Earlier this year, leaders of the world’s major democracies agreed to structure this substantial loan to aid Ukraine in its fight for survival following Russia’s invasion. The loan will be secured by profits generated from Russia’s frozen central bank assets.
President Joe Biden expressed that Ukraine would now receive the necessary assistance without burdening taxpayers, stating that the loans will help Ukraine in both defending and rebuilding its nation. He also emphasized that this move ensures that the perpetrators of such aggression will face consequences for the destruction they cause.
During a ceremony in Washington on Wednesday, Treasury Secretary Janet Yellen and Ukraine’s finance minister, Sergii Marchenko, formalized the agreement, ensuring that the U.S. loan will be financed through proceeds from immobilized Russian sovereign assets rather than through American taxpayers.
Yellen highlighted that allowing Ukraine to fall would embolden Russian President Vladimir Putin and put the security of NATO allies in Europe at risk, which the U.S. is bound by treaty to protect.
The remaining $30 billion of the loan will come from the European Union, the United Kingdom, Canada, Japan, and other countries.
The Biden administration plans to divide the $20 billion U.S. contribution between supporting Ukraine’s economy and military efforts. Military aid will require approval from Congress, and Defense Secretary Lloyd Austin acknowledged that it could take weeks or even months for promised weapons and equipment to reach Ukraine.

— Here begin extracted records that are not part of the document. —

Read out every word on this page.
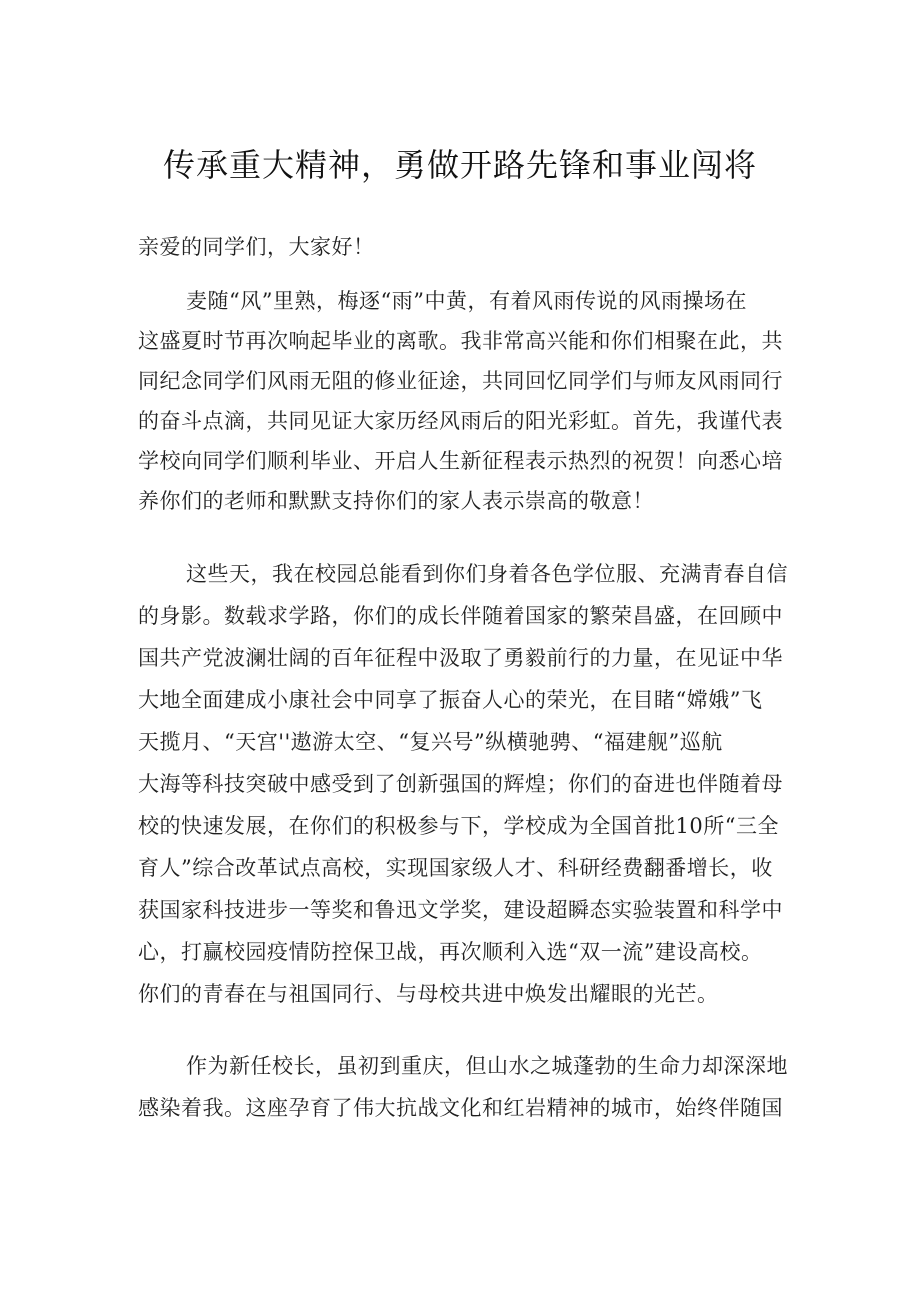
传承重大精神，勇做开路先锋和事业闯将
亲爱的同学们，大家好！
麦随“风”里熟，梅逐“雨”中黄，有着风雨传说的风雨操场在
这盛夏时节再次响起毕业的离歌。我非常高兴能和你们相聚在此，共
同纪念同学们风雨无阻的修业征途，共同回忆同学们与师友风雨同行
的奋斗点滴，共同见证大家历经风雨后的阳光彩虹。首先，我谨代表
学校向同学们顺利毕业、开启人生新征程表示热烈的祝贺！向悉心培
养你们的老师和默默支持你们的家人表示崇高的敬意！
这些天，我在校园总能看到你们身着各色学位服、充满青春自信
的身影。数载求学路，你们的成长伴随着国家的繁荣昌盛，在回顾中
国共产党波澜壮阔的百年征程中汲取了勇毅前行的力量，在见证中华
大地全面建成小康社会中同享了振奋人心的荣光，在目睹“嫦娥”飞
天揽月、“天宫''遨游太空、“复兴号”纵横驰骋、“福建舰”巡航
大海等科技突破中感受到了创新强国的辉煌；你们的奋进也伴随着母
校的快速发展，在你们的积极参与下，学校成为全国首批10所“三全
育人”综合改革试点高校，实现国家级人才、科研经费翻番增长，收
获国家科技进步一等奖和鲁迅文学奖，建设超瞬态实验装置和科学中
心，打赢校园疫情防控保卫战，再次顺利入选“双一流”建设高校。
你们的青春在与祖国同行、与母校共进中焕发出耀眼的光芒。
作为新任校长，虽初到重庆，但山水之城蓬勃的生命力却深深地
感染着我。这座孕育了伟大抗战文化和红岩精神的城市，始终伴随国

Initially, the idea of using Russia’s frozen assets to support Ukraine faced opposition from European officials who were concerned about legal and financial risks. However, after more than a year of negotiations, and following Biden’s signing of legislation in April to seize approximately $5 billion in Russian state assets held in the U.S., the plan gained traction.
In June, the G7 announced that most of the loan would be backed by profits generated from about $260 billion in frozen Russian assets, most of which are held in EU countries.
The U.S. and its allies froze Russian central bank assets accessible to them immediately following Moscow’s invasion of Ukraine in 2022.
Questions have been raised about the timing of the loan’s release, which comes just two weeks before the U.S. presidential election between Republican Donald Trump and Democrat Kamala Harris, who hold opposing views on the Russian threat.
Defense Secretary Lloyd Austin dismissed concerns that any new administration might reverse the Biden administration’s military aid to Ukraine. He expressed confidence that the assistance would continue as planned, adding that it would be delivered according to the established timeline.
Austin also reiterated that the Biden administration remains opposed to giving Ukraine the authority to use U.S.-provided ATACMS missiles for attacks deep inside Russia. However, the latest $800 million aid package will support Ukraine in developing drones with greater range than the ATACMS, which can strike up to 300 kilometers (185 miles).
A February report by the World Bank estimated that Ukraine will need $486 billion over the next decade for reconstruction and recovery efforts.